Tropical Terrors

A brief review of tropical diseases

Yellow Fever

Yellow Fever is a viral infection spread by the bite of an infected mosquito, often the Aedes egyptii. It exists in the tropical areas of South America and Africa, and infects non-human primates as well as humans. For this reason there is a risk of getting it in the jungles of these regions, but one can also get it if bitten by a mosquito which has fed on a Yellow Fever victim who has returned to the city (aggressive control measures have practically eliminated this as an urban problem). Because your odds of dying with this disease may be as high as 50%, it is very important to get the vaccination if traveling to at-risk areas.

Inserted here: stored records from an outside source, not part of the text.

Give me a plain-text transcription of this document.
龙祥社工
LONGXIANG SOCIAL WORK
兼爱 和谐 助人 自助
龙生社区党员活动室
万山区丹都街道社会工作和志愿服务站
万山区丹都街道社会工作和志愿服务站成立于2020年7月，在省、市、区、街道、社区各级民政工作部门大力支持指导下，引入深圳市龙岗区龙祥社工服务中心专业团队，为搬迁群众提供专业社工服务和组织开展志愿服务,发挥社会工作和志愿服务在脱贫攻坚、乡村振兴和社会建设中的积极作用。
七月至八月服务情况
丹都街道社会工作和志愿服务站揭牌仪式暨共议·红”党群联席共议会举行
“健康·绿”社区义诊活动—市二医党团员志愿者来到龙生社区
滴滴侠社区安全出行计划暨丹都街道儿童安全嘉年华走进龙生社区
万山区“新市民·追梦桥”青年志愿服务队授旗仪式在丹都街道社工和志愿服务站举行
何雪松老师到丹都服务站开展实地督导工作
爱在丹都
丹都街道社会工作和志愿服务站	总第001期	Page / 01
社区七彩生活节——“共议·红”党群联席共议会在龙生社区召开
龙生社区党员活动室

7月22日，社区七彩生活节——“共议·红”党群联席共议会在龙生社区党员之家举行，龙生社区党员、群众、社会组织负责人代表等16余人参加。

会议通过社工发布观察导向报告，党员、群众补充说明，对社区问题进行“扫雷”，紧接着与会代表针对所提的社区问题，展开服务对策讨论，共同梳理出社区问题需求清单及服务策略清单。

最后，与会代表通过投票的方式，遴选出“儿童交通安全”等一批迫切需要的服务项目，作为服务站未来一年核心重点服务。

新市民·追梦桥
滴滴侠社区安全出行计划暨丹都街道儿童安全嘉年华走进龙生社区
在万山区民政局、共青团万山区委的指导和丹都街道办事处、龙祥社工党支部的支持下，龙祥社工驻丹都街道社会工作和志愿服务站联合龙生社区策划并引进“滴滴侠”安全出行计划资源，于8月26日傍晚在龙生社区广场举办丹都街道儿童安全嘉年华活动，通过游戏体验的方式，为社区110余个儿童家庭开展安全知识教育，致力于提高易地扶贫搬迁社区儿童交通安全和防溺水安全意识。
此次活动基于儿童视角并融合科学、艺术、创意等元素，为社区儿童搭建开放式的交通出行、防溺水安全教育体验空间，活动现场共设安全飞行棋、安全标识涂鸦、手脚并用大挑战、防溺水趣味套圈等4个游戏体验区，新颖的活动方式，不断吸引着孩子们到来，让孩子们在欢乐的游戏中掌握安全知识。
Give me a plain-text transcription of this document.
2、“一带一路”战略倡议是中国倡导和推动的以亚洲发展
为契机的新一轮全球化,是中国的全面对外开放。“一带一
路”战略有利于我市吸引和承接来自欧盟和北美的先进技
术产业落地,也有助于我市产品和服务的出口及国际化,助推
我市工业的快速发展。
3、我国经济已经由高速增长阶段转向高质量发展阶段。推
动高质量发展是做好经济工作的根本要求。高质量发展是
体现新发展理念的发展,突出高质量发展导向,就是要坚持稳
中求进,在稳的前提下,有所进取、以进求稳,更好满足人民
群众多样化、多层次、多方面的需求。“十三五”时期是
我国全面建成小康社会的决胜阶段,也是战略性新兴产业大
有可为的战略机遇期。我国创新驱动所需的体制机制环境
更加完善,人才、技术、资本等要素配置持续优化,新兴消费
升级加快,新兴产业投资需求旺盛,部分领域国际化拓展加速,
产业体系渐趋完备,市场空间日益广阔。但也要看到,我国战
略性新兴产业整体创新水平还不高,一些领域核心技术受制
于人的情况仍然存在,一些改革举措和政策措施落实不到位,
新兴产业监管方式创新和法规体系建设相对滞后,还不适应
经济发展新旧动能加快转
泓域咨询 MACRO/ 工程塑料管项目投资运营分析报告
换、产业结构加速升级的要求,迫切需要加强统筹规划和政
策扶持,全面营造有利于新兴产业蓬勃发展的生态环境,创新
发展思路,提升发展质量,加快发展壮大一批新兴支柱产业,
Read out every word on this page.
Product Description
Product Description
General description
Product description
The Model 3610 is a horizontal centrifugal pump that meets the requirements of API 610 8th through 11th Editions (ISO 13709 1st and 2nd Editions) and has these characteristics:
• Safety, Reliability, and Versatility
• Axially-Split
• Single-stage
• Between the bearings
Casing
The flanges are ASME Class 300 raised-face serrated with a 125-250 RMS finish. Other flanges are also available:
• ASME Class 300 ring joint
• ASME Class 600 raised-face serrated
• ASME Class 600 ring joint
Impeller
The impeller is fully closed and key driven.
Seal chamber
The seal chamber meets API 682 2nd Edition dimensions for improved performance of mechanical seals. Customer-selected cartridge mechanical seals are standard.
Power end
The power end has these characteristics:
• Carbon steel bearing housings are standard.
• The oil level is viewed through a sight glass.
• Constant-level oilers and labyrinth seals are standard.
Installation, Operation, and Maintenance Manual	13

Yellow Fever gets its name because after the initial phase of illness (fever, aches, nausea) subsides, a phase of liver inflammation sets in - marked by jaundice (you turn yellow) and hemorrhage (bleeding).

Vaccine Quirks:

  • This is the only vaccine generally required for travel other than meningitis vaccine required for travel to Mecca during the Hajj pilgrimage. 
  • It must be given by a licensed Yellow Fever vaccination clinic, and a "Yellow Card" - an International Certificate of Vaccination - will be given. This must be taken by the traveler as proof of vaccination - nothing else will suffice.
  • You may need vaccination even if you will not be at risk. For example - neither Brazil nor Peru require Yellow Fever vaccination for travel to those countries - if you are going to Rio de Janeiro or Lima you will not be at risk for Yellow Fever. However - if you attempt to go from Brazil to Peru (or vice versa, or to any other country which has the possibility of having Yellow Fever - even some Asian Countries where is does not now exist) - you will not be allowed to enter. The Peruvian authorities do not know whether you went into the Amazon Basin while in Brazil. The vaccine requirement is not to protect you from getting the disease as much as to prevent anyone from bringing it into the country.
  • The vaccine must be obtained ten days prior to possible exposure, and is good for ten years.